Oggi riceviamo e pubblichiamo di seguito il testo per una petizione al Santo Padre Francesco, che gira tra i dipendenti della Santa Sede e dello Stato della Città del Vaticano, per raccogliere consensi.

* * *

Vaticano, 20 maggio 2021

Santità,

ci permettiamo di rivolgerci alla Sua benigna attenzione per esprimerLe rammarico e profondo scoraggiamento per quanto disposto nel Motu Proprio del 24 marzo u.s., il cui testo Le è stato proposto dai Superiori della Segreteria per l’Economia.

Nonostante l’onorevole finalità di coprire, almeno parzialmente, il deficit di bilancio della Santa Sede attraverso l’introduzione del taglio degli stipendi di Cardinali, ecclesiastici, religiosi, Superiori laici (solo alcune categorie e sulla quota base) nonché la sospensione degli scatti biennali d’anzianità degli impiegati, non possono sfuggire a un lettore attento le incoerenze che comunque permangono nel Vaticano e che rendono questo provvedimento troppo sbilanciato a discapito dei lavoratori onesti.

Innanzitutto, il “futuro sostenibile” è un traguardo difficilmente raggiungibile nell’immediato. Volerlo fare nel breve termine non può che comportare un intervento troppo invasivo sui diritti dei lavoratori, privandoli dei benefici di cui già limitatamente godono, soprattutto a seguito dell’Officio N. 004445 G.N. del Segretario di Stato datato 13 febbraio 2014. Il blocco delle assunzioni (con inevitabile sovraccarico degli impiegati già in servizio), la sospensione di promozioni e passaggi di livello funzionali (nonostante le accresciute responsabilità lavorative), il mancato pagamento delle ore di lavoro straordinario, il recupero gratuito delle ore spese obbligatoriamente in casa nel periodo del lockdown con impossibilità di lavorare in smart-working, e ora il taglio degli scatti biennali di anzianità, non fanno che aggravare le condizioni di lavoro dei dipendenti vaticani. Non possiamo fare a meno, Santità, di citare il concetto di “giusta ricompensa” di cui si parla nel Vangelo di Matteo (Mt 20, 1-16) o o “la debita mercede” cui si fa riferimento in Ger 22,13 o Gc 5,4. Quanto dovremo sacrificarci ancora per pagare un deficit di bilancio che non deriva certo dal nostro malfatto?
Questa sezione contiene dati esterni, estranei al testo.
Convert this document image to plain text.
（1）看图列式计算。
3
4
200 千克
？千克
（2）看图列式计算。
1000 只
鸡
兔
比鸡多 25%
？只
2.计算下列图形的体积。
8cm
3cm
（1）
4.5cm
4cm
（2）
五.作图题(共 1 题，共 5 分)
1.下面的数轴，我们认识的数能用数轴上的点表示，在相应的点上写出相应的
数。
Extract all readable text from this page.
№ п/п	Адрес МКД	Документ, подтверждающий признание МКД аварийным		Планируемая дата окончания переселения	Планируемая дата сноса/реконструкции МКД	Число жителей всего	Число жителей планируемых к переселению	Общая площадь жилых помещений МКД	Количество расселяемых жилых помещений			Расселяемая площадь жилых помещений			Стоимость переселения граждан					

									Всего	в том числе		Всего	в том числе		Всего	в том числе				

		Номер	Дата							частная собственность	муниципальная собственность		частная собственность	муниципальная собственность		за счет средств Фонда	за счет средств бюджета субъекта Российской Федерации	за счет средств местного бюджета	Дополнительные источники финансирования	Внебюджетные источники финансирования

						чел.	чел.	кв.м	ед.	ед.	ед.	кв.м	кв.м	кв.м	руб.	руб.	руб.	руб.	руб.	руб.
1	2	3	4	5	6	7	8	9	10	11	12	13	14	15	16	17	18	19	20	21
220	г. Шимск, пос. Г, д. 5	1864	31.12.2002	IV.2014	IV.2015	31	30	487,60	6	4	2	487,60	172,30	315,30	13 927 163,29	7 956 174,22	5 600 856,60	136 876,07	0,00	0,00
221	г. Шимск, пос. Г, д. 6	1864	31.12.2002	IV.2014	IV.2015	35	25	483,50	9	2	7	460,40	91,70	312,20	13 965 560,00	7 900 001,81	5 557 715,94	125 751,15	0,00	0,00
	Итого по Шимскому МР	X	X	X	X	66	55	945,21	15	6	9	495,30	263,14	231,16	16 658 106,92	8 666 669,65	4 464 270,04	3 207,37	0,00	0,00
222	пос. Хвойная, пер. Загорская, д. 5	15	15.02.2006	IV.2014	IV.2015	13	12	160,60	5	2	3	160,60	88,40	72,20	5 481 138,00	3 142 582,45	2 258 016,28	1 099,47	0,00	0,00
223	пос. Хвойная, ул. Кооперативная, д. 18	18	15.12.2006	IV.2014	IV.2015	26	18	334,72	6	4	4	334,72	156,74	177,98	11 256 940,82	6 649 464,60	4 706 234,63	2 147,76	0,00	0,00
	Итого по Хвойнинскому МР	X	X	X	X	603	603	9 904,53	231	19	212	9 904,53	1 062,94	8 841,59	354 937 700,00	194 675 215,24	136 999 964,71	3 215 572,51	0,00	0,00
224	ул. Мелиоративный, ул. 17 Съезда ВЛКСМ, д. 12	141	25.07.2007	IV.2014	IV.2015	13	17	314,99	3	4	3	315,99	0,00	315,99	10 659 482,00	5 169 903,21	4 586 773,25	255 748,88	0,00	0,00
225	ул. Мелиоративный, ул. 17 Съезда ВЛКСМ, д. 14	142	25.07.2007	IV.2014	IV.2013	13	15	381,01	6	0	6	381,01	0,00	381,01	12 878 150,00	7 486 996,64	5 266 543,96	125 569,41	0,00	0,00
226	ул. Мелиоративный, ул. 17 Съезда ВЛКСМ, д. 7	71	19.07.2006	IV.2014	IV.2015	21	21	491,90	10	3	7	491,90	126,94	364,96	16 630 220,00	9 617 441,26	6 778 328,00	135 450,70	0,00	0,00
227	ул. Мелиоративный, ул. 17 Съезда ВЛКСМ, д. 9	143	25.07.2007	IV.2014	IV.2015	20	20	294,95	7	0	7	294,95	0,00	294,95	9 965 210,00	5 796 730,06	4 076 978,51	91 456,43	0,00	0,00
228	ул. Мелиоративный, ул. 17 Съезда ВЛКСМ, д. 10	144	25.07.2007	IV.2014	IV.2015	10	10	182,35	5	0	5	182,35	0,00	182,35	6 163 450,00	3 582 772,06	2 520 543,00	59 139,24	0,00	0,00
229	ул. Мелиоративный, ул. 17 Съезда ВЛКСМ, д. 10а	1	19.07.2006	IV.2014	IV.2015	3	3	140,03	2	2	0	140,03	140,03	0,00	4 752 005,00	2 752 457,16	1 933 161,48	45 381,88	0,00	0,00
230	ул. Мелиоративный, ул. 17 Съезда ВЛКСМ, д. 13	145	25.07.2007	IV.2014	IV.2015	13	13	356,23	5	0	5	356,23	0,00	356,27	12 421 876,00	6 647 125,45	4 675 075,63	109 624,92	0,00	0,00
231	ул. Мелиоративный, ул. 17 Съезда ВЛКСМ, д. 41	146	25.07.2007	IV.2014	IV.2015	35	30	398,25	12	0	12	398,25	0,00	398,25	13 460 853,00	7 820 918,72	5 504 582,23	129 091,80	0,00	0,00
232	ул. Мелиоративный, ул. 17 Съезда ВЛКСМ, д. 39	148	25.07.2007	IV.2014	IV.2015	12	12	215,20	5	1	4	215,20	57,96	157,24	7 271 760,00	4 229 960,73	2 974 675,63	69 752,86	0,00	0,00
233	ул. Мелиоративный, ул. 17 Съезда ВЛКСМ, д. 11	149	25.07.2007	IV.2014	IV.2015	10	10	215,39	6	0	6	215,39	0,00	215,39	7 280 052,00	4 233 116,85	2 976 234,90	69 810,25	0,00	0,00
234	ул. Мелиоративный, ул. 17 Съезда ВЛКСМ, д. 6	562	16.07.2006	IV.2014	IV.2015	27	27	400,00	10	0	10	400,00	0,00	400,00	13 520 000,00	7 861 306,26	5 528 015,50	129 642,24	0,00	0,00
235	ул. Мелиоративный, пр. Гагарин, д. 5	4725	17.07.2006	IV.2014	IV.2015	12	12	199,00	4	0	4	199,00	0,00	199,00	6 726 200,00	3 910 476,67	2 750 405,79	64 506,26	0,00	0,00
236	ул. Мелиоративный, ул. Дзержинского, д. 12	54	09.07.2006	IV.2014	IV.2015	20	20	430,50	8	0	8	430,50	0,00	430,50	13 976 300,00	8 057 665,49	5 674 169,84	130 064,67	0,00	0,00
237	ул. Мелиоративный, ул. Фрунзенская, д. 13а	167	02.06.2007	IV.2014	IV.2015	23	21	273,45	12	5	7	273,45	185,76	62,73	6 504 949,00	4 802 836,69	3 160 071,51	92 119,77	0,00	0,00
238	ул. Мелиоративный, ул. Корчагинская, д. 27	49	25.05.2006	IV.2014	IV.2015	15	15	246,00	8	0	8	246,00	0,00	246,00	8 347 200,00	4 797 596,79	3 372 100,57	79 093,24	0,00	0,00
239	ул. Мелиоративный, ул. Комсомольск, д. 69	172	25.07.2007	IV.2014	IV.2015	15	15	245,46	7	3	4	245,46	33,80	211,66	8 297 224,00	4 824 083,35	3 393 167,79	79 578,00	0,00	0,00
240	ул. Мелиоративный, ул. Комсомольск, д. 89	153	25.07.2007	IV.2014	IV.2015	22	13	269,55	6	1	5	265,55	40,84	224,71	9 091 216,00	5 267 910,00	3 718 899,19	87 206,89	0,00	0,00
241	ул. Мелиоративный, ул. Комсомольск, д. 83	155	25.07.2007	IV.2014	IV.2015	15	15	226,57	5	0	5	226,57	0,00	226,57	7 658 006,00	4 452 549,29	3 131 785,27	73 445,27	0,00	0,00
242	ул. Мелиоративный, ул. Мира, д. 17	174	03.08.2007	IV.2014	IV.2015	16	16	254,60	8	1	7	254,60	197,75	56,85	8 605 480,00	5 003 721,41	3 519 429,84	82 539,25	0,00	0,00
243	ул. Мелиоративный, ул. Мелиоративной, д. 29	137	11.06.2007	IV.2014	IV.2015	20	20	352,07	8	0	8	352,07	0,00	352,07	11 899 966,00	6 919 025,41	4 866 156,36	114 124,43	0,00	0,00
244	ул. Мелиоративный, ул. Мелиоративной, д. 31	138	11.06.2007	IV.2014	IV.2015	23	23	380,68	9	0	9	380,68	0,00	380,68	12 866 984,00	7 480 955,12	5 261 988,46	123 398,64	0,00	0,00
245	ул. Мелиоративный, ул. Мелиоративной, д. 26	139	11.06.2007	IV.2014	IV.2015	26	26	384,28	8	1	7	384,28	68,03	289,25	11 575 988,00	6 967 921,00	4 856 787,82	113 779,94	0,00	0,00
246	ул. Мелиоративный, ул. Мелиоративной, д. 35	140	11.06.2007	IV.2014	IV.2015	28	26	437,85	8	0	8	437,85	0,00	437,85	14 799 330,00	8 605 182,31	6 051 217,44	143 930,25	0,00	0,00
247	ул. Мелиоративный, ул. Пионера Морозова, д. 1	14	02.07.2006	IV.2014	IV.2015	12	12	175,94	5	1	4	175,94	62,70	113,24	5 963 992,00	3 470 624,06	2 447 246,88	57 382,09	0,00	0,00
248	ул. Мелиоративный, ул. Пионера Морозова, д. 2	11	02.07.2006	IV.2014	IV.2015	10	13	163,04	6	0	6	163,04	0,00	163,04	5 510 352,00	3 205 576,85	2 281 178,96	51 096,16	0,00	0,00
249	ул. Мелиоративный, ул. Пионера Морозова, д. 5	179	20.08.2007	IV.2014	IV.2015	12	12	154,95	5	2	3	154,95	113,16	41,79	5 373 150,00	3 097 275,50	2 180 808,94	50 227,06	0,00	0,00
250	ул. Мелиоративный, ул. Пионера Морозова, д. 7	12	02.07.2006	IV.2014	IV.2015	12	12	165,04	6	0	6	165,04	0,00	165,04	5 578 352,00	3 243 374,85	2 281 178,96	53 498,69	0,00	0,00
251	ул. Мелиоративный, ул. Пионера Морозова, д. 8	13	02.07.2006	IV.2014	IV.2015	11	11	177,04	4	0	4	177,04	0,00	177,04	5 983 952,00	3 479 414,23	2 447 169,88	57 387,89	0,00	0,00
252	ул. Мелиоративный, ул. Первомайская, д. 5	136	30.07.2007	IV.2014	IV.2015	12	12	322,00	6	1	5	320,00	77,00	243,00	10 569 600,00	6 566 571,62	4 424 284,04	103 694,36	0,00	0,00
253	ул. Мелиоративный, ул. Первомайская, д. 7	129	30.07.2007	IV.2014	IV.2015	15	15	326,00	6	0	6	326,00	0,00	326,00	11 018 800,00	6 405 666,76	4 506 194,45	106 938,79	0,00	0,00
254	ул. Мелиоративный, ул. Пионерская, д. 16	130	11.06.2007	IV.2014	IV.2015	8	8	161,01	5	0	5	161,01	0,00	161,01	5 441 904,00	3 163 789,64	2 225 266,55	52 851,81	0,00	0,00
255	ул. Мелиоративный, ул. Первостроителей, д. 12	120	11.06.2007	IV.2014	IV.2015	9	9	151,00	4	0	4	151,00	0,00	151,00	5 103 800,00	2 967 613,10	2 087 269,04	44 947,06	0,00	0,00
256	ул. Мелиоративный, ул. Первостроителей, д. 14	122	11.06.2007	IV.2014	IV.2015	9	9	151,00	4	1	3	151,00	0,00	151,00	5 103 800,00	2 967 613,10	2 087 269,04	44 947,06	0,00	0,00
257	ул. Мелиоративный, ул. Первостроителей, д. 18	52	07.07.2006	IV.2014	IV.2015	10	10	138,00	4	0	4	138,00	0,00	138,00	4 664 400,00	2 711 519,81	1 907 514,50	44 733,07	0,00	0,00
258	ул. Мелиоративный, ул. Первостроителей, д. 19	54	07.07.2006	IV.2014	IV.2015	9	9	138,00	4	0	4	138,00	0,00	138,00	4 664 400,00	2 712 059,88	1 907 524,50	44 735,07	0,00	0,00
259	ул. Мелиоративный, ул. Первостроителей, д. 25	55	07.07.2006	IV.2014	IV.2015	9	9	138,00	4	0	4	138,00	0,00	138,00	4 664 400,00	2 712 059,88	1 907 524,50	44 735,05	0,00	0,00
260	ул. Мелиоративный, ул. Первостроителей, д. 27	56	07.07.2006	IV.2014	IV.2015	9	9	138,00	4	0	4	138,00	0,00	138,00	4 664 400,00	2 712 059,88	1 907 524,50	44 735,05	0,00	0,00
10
Gli scatti di anzianità dovrebbero compensare tutto ciò che il Vaticano, rispetto ad aziende private, non contempla (bonus produttività, promozioni in base agli obiettivi raggiunti, sistema meritocratico di selezione e crescita professionale, ecc.). Crediamo che l’attuale contesto non si presti ad accogliere interventi così radicali, almeno fintantoché non verranno messi in atto cambiamenti lungimiranti e perspicaci, in grado di trasformare la struttura nel profondo. Con grande amarezza dobbiamo constatare che molte delle proposte di riforma avanzate dal Consiglio per l’Economia circa le Risorse Umane non sono state seriamente considerate.

Pensiamo di essere in linea con Vostra Santità nell’appellarci ai principi della Dottrina Sociale della Chiesa, tra cui il rispetto della dignità del singolo e la promozione di una società giusta, per chiedere la sospensione di alcuni di questi provvedimenti restrittivi del personale, soprattutto la reintegrazione dei bienni con effetto retroattivo. Non si può non tener conto, peraltro, delle difficoltà economiche che le famiglie di oggi sono chiamate a fronteggiare a causa della pandemia. Continuando in questa direzione, Santità, il sistema diventerà sempre più privativo, anti-meritocratico e disincentivante. Secondo le più elementari teorie della psicologia del lavoro, queste strategie non solo non ripagano nel lungo periodo, in termini di motivazione, soddisfazione personale e produzione, ma sono un boomerang a livello di rendimento.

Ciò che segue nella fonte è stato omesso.